Барская была природная распорядительница, воительница — режиссер! А тут как-то совсем беспомощно признавалась, что теряет самого дорогого человека — «друга», она настаивала — «друга»... Только мне показалось, она забиралась туда, куда ей забираться не следовало бы... Ведь это был чужой сад-огород, крайне опасный, ото дня ко дню все опаснее — тигриный заповедник. Ей там не выдюжить. Мой папа и я, следом за ним, уже прошли часть этой выучки и были опытнее ее, а чем-то, может быть, и ее друга. Ведь наша школа началась еще в 1935 году. Там и не таких ломали.
Фильм не принят и не запрещен: дают поправки и не обсуждают, не смотрят сделанного; все киноначальство, да и партийное, увиливают, уходят, глухо молчат. А ведь она уже начала готовить следующий фильм.
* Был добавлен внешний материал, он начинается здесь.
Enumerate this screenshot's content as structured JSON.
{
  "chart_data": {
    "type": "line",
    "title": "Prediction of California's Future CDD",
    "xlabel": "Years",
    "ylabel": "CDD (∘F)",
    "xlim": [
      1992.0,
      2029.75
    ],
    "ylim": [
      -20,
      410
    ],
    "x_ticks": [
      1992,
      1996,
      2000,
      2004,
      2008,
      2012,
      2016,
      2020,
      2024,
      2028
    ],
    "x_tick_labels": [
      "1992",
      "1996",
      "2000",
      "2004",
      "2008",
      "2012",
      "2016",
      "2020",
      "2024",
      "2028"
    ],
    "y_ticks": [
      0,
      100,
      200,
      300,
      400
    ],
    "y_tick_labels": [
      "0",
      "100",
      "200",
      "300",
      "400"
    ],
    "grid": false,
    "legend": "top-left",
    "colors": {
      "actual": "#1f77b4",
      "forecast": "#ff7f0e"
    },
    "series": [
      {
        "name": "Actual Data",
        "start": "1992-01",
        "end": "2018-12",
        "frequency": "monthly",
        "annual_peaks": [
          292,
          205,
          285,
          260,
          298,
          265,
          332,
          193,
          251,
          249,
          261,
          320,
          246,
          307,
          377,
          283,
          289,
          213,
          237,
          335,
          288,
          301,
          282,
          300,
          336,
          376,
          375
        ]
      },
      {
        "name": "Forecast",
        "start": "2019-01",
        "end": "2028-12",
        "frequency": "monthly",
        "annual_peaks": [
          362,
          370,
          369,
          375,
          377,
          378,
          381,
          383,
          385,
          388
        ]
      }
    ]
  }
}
И тут я узнаю (ведь она сама мне сказала), — заглавную роль в этом фильме буду играть я. И проб не будет. Уже назначен день отъезда на выбор натуры, место назначения — Кавказ. Туда она решила взять с собой и меня. Хотя обычно такое никогда не делается. Но она так решила. Я готовился к отъезду — как-никак учебный год ведь не кончится и придется освобождать меня от экзаменов... И вдруг Маргарита Александровна пропадает... Ну прямо исчезает... За несколько дней до отъезда... Звоню к ней домой (у меня был ее домашний телефон, но я никогда раньше им не пользовался) — 29-е-30-е число, а 31-го отъезд... Весна 1937 года. Трубку берет ее мама и стонет, не может слова выговорить. Я называю себя, прошу сказать, что с Маргаритой Александровной? Как с отъездом?.. Женщина всхлипывает, почти по слогам еле выговаривает с еврейским распевным акцентом:
— ...Не-ет нашей Риточки, совсем нет Ри-точ-ки... Нет ее... Деточка, родненький, ее совсем нет... совсем.
Я кинулся на студию. Меня там кое-кто знал, и кто-нибудь из группы спустится вниз к посту охраны... Звоню по телефону. Не то главный оператор Луи Форестье, не то звукооператор Озорнов появляется в вестибюле. Уволакивает меня по переулку, подальше от здания киностудии... Нет, это, конечно, был не француз Форестье, — он сам дрожал — ждал со дня на день ареста — таких, как он, уже гребли одного за другим... Это был, конечно, звукооператор Николай Озорнов... Он сообщает, что Маргарита Александровна вчера покончила жизнь самоубийством — бросилась в пролет между лестницами. Прямо на киностудии... ‹…›
Вот так, в одно мгновение не стало человека, талантливой, активной, заботливой, красивой женщины — режиссера Маргариты Барской. Подруги Карла Радека...
Вульфович Т. Мое неснятое кино. М.: АГУМА, 2003.